Portje, who works with homeless advocates, was arrested on Nov. 30 in an altercation with Sausalito Police. He was arrested and jailed for resisting arrest and injuring a police officer.
Later, however, Marin County District Attorney Lori Frugoli declined to prosecute saying that while the arrest may have been justified, she felt she could not in a court of law prove beyond a reasonable doubt that Portje “intended” to injure the officer.
That led to the Portje’s federal filing last week.
In an earlier court filing, the Sausalito Police Department said that Portje’s recitation of the “facts” are “inaccurate.” Body camera footage worn by officers in the Portje encounter was reviewed and the police department determined the footage “does not support” homeless advocate statements about what happened. The body cam footage has not been made public.
Sausalito Police Chief John Rohrbacher has said that Portje pushed a police sergeant twice then thrust a camera into the sergeant’s face, causing a black eye and small cut.
The city issued this statement after the press conference. It read:
“We are aware that Jeremy Portje held a press conference during which disturbing allegations were made against the Sausalito Police Department. There has been a review of credible evidence in this matter and we have found no information to support any indication that this incident was about race as alleged. The City has not yet received the lawsuit. When we receive it we will carefully review and comment as appropriate at that time.”
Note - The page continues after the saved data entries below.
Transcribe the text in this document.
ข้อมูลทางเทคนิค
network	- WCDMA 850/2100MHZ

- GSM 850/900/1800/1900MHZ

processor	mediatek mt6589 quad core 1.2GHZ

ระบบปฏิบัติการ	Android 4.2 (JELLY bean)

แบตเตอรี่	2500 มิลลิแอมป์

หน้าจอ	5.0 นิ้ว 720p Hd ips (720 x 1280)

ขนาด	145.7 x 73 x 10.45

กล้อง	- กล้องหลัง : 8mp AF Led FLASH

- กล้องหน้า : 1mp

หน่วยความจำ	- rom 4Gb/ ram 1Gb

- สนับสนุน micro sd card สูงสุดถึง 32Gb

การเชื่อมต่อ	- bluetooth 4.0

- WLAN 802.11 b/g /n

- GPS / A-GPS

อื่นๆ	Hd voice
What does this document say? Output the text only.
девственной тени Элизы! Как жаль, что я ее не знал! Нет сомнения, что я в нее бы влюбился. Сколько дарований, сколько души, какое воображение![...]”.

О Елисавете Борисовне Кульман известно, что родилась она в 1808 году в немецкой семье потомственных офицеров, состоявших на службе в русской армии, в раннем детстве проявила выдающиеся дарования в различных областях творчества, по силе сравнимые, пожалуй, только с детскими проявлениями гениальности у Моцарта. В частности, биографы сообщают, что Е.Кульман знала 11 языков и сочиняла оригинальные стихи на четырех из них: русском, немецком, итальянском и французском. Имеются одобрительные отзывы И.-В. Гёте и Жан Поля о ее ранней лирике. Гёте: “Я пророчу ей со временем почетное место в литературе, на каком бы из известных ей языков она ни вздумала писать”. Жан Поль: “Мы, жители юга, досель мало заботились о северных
Among other things, Portje said the Sausalito police officers were racist in shutting him down from shooting in a public park and hurting him in the subsequent arrest. His suit said that officers “paraded” him in a way that was reminiscent of “slave catchers” on the Old South.
Portje spoke at the press conference rally.
He called the Sausalito Police department a “goon squad: who “picked the wrong person to arrest and assault.”
However, Frugoli initially seemed to exonerate the Sausalito police by explaining her inaction this way:
“While we take all allegations of assault on a police officer seriously, in this case a team of veteran prosecutors who reviewed the case found that the evidence did not show beyond a reasonable doubt that Portje intended to injure the officer,” Frugoli said. “Beyond a reasonable doubt is the standard of proof required by ethical and legal standards for prosecutors to move forward with a case. It is a higher standard than probable cause, which is the standard required by law enforcement to make an arrest.”
Attorney Charles Bonner said he wants the District Attorney to revisit this incident and investigate and prosecute “these cops”. He wants the California Attorney General to do the same.
“These cops need to go to jail,” he said.
Powelson said he finds “that vision is so exciting.”